Here are a few ideas for a fun-filled family vacation in the Eternal City.
For just a handful of euros more than the basic ticket, you can access the underground section of the most famous Roman arena in the world. Explore the basement of the world-renowned amphitheater to see where the wild animals were kept and learn about how the gladiators prepared for their combats. You’ll also learn about the incredible arena’s innovative design and how this unique building has been preserved for hundreds of years.
Golf cart tour
It may be fair to say that golf carts aren’t exactly synonymous with the historic Italian capital, but a golf cart tour of Rome is an experience kids will be sure to remember. Rome on foot can be a challenge even for adults, so a golf cart tour makes it easy to see the main attractions in comfort and with your own private guide. Tours include 4-hour themed itineraries such as Ancient Rome, Jewish Rome, or Angels & Demons. Longer 6-hour itineraries take you further off the beaten track to spots such as Roman Aqueducts & Catacombs or modern Roman Art & Architecture, including huge colorful murals that are sure to capture your kids’ imaginations.
Buried under Ancient Rome, the spooky Catacombs couldn’t be more atmospheric. Allocated for the burial of those who couldn’t afford an extravagant send-off, the Catacombs of St Callisto and the Catacombs of St Sebastian are both accessible from the city center. The walls of these underground tombs are covered in centuries-old early Christian graffiti and symbols, really giving you the feeling that the people who passed through here were human beings just like us, not just shadowy figures from a history book.
Most kids visiting Italy can’t get enough of its scrumptious gelato and would eat it for every meal if they were allowed! With such an incredible range of flavors, who can blame them? Look out for a “gelateria artigianale” ice cream parlor, signifying that their gelato is home-made rather than mass produced.
Try Giolitti, near the Pantheon, a Rome institution since 1890, Brivido in Testaccio, which shuns artificial colorings, sweeteners, and preservatives, or branches of Fatamorgana, which boast creative flavors and high-quality ingredients. More adventurous kids might want to try the blue Puffo (literally “smurf” flavor), which turns your tongue blue!
Villa Borghese gardens
When the sightseeing all gets too much, particularly in the hot summer months, the gardens of the Villa Borghese make the ideal retreat. Not only do they offer playgrounds, pony rides on weekends, and a zoo, you can also rent rowboats to go out on the lake, segways, or a family rickshaw to burn off any remaining energy. The gardens are also dotted with food and drink kiosks for the inevitable snack requests.
No child can resist the opportunity to throw a coin over their shoulder into a fountain, particularly if it means they might get the chance to return to Rome one day. Note that the area is carefully patrolled by local police to ensure no one ventures into the water or tries to have a picnic around the edge.
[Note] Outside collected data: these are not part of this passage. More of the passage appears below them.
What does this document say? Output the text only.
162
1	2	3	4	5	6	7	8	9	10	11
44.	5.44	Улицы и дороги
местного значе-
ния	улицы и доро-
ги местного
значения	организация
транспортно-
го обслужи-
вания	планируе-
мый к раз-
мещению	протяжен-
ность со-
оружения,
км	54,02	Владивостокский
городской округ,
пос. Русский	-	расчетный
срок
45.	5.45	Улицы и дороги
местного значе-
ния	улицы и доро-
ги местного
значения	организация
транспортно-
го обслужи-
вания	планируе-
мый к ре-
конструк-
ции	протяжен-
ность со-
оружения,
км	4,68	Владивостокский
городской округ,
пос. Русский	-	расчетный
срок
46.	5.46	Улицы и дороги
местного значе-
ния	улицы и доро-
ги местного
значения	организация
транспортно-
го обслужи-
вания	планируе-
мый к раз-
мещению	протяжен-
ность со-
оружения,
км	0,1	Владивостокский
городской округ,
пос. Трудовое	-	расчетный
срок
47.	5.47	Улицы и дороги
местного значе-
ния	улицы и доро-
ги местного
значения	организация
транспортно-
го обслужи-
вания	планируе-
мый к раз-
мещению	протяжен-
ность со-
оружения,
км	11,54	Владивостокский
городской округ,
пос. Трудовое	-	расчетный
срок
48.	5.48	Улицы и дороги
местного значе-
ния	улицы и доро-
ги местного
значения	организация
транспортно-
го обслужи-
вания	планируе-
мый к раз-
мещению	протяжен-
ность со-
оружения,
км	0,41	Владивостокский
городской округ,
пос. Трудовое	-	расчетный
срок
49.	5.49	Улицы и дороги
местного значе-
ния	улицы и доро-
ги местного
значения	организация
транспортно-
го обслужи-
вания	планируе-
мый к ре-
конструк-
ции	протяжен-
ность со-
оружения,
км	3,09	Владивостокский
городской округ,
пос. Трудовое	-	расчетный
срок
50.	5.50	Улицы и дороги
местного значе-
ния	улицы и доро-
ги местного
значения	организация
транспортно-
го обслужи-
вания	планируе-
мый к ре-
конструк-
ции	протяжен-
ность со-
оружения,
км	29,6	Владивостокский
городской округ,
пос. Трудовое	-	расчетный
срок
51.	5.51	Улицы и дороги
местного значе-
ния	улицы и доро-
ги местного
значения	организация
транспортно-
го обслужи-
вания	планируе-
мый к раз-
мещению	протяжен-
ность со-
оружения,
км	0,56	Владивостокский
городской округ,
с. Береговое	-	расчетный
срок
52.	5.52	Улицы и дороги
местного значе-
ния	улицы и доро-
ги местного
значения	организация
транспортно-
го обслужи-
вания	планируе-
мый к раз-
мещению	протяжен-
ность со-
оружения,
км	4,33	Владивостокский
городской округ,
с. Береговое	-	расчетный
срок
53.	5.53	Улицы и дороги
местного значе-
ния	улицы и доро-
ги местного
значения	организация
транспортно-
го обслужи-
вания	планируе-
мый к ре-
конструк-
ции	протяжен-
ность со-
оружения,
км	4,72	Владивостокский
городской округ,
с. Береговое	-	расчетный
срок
When you’ve seen enough, head to the nearby 140-year-old Moriondo & Gariglio chocolate shop.
If your kids aren’t fussy eaters, how about taking them on a food tour to really get to grips with the best of Rome’s treats? Roman cuisine is famous for its hearty pasta dishes and deep-fried delights such as supplì rice balls, so there should be plenty to interest them. If not, a pizza making class will give them lots of opportunities for tasting and recreating their favorite toppings once they’ve returned home.